Au XIXe siècle, l'urbanisme du quartier évolue sous l'influence des lois de protection contre la pollution industrielle (1810) et des préoccupations hygiénistes. Trois zones d'habitat ouvriers sont créées : la Grenouillère, Roche-Maurice (cf. dossier : quartier Roche-Maurice) et le bourg de Saint-Martin (cf. dossier : maisons ouvrières, 9 rue du Bois de Barre, 21-25 rue de Pimodan, 35 rue des Alouettes). En 1903, à l'initiative du maire Paul Griveaud, une Société des Jardins Ouvriers de Chantenay est créée. En 1904, le règlement sanitaire communal contraint les futurs propriétaires à rédiger un permis de construire. La capacité des pièces de "séjour de nuit et de jour" est réglementée à 25 mètres carrés minimum. La surface des baies, la hauteur des maisons sont décidées en fonction de la largeur de la rue. L'alimentation en eau potable des maisons est obligatoire. Dans les années 1920-1930, les entreprises investissent le coteau pour y loger leurs ouvriers (cf. dossier : maisons Saint-Gobain, 45-63 rue de l'Abbaye, cité ouvrière Arthur Benoît). A côté de cet habitat ouvrier, se construisent quelques maisons de style balnéaire destinées à une population plus aisée peut-être cadres ou chef d'entreprises ; une attention particulière est portée sur les façades sur rue alors que la façade sur le jardin est traité sans décor (cf. dossier : maison 65 rue de l'Abbaye).

Le passage entre le cœur du bourg et les usines

Au début du XXe siècle, l'église Saint-Martin reconstruite en 1883 demeure le cœur du bourg avec ses commerces (cf. dossiers : Maison-commerce, 1 rue de l'Abbaye ; ilot de Tréméac). La rue Jules-Verne (actuelle rue Eugène-Leroux), qui relie les usines au bourg de Saint-Martin, devient une des rues les plus animées de Chantenay. Les habitants de ce quartier montent et descendent la rue plusieurs fois par jours au gré des heures d'embauche.

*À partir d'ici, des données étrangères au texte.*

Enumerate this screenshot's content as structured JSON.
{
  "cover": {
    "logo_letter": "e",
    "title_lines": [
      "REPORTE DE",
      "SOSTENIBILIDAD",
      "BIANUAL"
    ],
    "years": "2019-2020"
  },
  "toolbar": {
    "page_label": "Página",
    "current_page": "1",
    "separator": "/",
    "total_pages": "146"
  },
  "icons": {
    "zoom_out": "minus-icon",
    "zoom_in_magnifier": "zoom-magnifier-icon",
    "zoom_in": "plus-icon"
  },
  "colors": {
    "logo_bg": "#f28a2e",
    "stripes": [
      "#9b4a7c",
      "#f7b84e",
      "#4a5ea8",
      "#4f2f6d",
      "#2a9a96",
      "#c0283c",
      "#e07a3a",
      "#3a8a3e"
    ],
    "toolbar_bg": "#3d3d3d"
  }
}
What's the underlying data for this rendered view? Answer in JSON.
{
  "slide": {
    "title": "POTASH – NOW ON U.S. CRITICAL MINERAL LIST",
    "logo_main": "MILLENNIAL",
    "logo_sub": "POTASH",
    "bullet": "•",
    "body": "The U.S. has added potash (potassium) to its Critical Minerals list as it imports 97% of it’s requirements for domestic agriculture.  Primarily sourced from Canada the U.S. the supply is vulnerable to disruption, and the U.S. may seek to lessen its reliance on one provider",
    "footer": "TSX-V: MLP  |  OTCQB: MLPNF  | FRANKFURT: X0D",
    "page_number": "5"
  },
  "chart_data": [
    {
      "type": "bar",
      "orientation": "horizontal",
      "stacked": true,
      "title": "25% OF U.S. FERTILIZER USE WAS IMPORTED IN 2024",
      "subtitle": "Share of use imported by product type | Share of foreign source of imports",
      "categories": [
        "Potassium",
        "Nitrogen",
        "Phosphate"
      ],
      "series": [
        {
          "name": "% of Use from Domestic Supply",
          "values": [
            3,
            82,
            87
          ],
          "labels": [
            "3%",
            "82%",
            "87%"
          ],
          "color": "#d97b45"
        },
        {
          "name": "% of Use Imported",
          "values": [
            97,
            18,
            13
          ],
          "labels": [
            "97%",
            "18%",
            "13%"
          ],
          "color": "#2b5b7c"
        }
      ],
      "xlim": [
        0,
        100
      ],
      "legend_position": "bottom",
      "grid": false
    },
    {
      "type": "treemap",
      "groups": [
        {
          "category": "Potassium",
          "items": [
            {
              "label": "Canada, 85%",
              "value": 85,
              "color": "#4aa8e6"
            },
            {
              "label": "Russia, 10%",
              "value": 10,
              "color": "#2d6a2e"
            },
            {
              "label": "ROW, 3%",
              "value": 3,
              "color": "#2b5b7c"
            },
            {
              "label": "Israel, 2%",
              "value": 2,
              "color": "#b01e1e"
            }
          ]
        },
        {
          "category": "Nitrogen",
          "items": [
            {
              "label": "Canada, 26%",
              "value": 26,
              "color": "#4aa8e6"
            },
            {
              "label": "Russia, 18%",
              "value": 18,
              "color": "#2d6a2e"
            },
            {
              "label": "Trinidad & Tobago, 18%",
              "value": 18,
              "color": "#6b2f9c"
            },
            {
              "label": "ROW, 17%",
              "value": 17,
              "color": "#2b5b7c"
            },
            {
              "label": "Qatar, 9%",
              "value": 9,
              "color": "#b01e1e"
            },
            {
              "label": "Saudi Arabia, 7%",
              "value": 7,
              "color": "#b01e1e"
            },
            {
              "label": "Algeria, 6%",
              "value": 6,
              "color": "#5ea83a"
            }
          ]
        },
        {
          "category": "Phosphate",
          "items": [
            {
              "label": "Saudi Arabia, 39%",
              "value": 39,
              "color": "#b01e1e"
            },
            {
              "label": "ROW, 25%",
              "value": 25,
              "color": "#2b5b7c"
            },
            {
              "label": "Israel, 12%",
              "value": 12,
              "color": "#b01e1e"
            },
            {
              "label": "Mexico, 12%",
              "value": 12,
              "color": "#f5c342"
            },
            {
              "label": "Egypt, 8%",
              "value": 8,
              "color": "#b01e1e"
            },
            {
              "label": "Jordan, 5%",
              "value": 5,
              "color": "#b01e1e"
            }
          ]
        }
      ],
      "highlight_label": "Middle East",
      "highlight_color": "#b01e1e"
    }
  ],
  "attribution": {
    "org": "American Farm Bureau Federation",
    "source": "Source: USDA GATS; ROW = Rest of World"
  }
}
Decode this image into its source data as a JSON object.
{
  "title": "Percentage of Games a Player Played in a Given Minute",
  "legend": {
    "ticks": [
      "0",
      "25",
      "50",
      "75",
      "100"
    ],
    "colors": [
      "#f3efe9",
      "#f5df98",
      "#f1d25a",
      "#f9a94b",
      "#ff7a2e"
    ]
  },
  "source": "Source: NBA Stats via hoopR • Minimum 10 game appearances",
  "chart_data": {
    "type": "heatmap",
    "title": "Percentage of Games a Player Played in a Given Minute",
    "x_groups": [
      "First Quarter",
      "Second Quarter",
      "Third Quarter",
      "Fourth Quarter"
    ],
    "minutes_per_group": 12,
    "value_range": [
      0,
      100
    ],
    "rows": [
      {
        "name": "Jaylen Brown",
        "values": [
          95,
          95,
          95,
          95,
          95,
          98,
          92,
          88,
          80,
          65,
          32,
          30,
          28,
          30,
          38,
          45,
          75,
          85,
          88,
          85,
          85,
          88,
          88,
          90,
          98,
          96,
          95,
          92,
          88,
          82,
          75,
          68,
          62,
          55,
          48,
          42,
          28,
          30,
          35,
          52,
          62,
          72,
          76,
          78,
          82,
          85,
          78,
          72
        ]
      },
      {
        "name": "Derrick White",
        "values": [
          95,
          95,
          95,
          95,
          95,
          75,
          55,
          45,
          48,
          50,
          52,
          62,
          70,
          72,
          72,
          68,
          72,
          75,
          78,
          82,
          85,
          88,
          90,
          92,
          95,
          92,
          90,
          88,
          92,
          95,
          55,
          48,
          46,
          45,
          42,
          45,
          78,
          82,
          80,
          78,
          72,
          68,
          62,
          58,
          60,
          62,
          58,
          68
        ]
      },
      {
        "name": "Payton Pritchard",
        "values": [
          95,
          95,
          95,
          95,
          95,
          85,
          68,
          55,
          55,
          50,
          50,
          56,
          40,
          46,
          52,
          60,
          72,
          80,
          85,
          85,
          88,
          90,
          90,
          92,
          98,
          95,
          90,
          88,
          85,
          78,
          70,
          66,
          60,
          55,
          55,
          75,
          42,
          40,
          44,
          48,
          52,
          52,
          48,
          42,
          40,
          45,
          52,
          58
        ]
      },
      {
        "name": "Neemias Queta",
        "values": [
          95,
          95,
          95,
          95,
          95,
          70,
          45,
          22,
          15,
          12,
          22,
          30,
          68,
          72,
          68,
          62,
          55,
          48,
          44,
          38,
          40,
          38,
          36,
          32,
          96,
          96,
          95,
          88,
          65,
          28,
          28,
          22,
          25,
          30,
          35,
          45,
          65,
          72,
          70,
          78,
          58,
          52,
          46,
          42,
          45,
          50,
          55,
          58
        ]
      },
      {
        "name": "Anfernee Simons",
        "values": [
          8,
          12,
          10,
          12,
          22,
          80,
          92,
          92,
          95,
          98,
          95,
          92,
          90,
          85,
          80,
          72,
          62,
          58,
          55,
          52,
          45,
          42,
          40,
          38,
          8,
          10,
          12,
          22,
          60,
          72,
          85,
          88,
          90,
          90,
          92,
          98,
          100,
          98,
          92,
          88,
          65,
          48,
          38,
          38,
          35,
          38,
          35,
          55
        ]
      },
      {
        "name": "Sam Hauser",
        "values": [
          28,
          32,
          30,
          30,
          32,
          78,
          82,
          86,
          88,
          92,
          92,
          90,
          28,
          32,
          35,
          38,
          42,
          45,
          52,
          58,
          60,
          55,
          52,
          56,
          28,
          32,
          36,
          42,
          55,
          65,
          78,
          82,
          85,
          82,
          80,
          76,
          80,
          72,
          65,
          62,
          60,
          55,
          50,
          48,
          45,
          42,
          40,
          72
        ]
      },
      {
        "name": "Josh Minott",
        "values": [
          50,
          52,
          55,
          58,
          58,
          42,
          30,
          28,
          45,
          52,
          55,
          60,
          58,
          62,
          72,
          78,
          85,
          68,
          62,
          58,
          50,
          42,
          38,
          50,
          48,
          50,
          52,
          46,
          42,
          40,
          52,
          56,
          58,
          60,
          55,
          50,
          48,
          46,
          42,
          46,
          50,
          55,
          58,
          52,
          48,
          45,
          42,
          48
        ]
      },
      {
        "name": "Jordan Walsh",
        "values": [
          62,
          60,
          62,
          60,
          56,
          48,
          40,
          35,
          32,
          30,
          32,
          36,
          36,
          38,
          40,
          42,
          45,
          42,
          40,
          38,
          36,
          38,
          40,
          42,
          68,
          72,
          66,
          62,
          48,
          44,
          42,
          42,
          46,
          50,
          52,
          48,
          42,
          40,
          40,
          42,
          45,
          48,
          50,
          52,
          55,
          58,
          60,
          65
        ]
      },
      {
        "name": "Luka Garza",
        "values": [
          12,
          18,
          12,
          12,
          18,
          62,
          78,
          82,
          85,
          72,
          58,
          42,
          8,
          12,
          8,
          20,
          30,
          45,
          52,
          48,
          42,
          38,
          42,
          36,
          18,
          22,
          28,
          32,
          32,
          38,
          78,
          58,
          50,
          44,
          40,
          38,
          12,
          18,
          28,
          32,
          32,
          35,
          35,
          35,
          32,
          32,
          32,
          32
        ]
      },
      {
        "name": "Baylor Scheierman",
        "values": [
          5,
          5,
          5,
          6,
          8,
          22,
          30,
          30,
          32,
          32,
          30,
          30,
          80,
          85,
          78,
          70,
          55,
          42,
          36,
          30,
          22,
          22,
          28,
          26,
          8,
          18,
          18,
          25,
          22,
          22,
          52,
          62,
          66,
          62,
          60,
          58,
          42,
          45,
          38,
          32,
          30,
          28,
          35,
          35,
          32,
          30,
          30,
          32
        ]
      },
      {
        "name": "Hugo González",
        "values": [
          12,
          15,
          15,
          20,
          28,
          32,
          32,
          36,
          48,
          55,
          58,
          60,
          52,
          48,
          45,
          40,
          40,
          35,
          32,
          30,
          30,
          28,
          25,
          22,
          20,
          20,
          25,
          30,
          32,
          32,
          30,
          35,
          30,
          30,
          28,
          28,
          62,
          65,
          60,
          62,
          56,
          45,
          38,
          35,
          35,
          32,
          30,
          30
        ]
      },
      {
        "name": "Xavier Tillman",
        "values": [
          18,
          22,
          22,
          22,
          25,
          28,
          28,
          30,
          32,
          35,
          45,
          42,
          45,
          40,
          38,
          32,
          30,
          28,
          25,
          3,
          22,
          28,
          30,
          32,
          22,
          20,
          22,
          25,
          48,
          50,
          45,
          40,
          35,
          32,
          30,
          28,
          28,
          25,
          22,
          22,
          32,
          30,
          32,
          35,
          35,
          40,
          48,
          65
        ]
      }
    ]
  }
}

Cet itinéraire de travail devient itinéraire de loisirs le dimanche, lorsque les Chantenaysiens embarquent à bord des "roquios" pour aller se promener à Trentemoult. La création du Port du Cordon-Bleu, dans le prolongement de la rue Jules Verne, après le comblement du canal de Chantenay, achevé en 1895, renforce encore cet axe.

La perte de vitalité du bourg

Déjà amorcé en 1903 avec le transfert de la mairie de la rue des Réformes au boulevard de l'égalité, le cœur de Chantenay va progressivement se déplacer vers la place Jean-Macé (cf. quartier Jean-Macé ).

Période(s)Principale : 18e siècle
Principale : 19e siècle

Les maisons situées au n°38, 40, 43 et 65 sont inscrites sur la liste du patrimoine nantais du plan local d'urbanisme.

Références documentaires

Bibliographie
  • PATILLON, Christophe, SOUCHET, Jean-Luc. Chantenay histoires illustrées d'une ville devenue quartier. Editions du Centre de Documentation du Mouvement Ouvrier et du Travail, Nantes, 1993.

  • PINSON, Daniel. L'Indépendance Confisquée d'une Ville Ouvrière, 1982. Editions arts-cultures-loisirs.